In a war the death of one person sometimes comes to symbolise an incident. The death of Asmelash Weldeselassie seems to be one such event.

Asmelash Woldeselassie
Asmelash Weldeselassie
Tigray National Anthem ዘይንድይቦ ጎቦ (zeyndybo gobo) - YouTube
 
This is what the Ethiopian media had to say about his death.

“The Ethiopian Defense Force on Wednesday confirmed that former Minister for Foreign Affairs Seyoum Mesfin was killed after he resisted to surrender.News updates from the defence force said that they were killed during a joint operation with the Federal police but did not specify when that happened. Seyoum Mesfin was killed in a cave area along the Tekeze river bank (the river is 608 kilometers long).Some Ethiopian activists on social media speculate that it has been several weeks since he was killed and that the government is releasing the information now to divert attention away from the massacre in the Benishangul region of Ethiopia.Two other top Tigray People’s Liberation Front (TPLF) officials, namely Abay Tsehaye and Asmelash Woldeselassie were also killed during the operation.”

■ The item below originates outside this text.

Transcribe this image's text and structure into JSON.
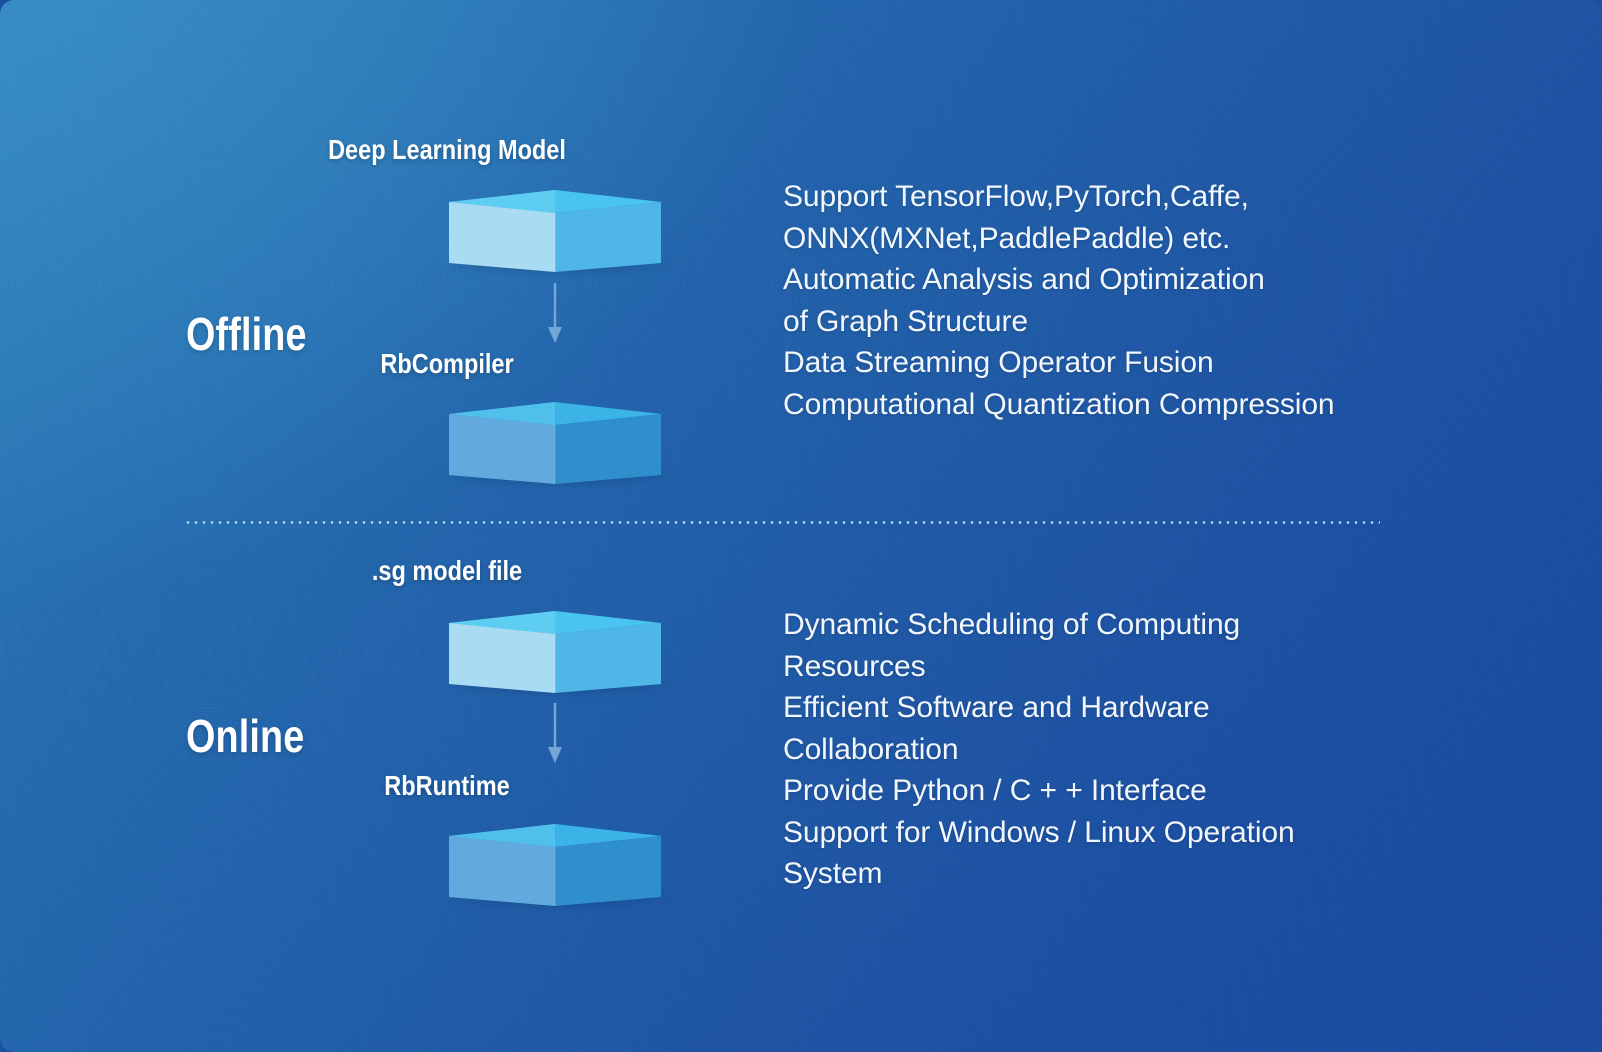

Much of the attention has concentrated on the death of Seyoum Mesfin, who was well-known to the international community. There’s been little said about Asmelash Weldeselassie.

Asmelash was – according to those who knew him – intelligent, affable and humorous. He was also completely blind. Just how he would “resist surrender” during a military operation is hard to grasp. Perhaps the report should be filed alongside reports of  shot “trying to escape” or “assaulting an officer”.
 
The Border War and after
 
Asmelash lost his sight during the war against the Derg of 1974-1991. He later lost his left arm during the bombing of Mekelle during the 1998-2000 border war with Eritrea.
 
It is a tragic incident, today little recalled by the outside world.
 
This is what the Boundary Commission established by the Algiers Peace Agreement of 2000 said about the event.

“On June 5, 1998, Ethiopia and Eritrea exchanged air strikes, Ethiopia attacking the Asmara airport and Eritrea attacking the Mekele airport. Each accuses the other of striking first, but that is a question the Commission need not address, because both airports housed military aircraft and were unquestionably legitimate military objectives under international humanitarian law. Ethiopia’s claim in the present case is based not upon deaths, wounds and damage at the Mekele airport, but upon the fact that Eritrean aircraft also dropped cluster bombs that killed and wounded civilians and damaged property in the vicinity of the Ayder School and the surrounding neighborhood in Mekele town. Ethiopia states that those bombs killed fifty-three civilians, including twelve school children, and wounded 185 civilians, including forty-two school children.”

Among those who were injured was Asmelash, who was already blind in both eyes. He lost his left arm during the attack, helping lead a group of citizens who were rescuing children.
 
When he finally recovered he was badly disabled – but he was determined not to be limited by this affliction.
 
He went to study law at Addis Ababa University, following this up with a Masters at the University of Amsterdam. Asmelash was working on his PhD when he was killed in this week’s operation.
 
Those who knew him well describe Asmelash as warm and engaging. He was someone who was always active, always engaged with his community.
 
Now he is mourned by those who knew him.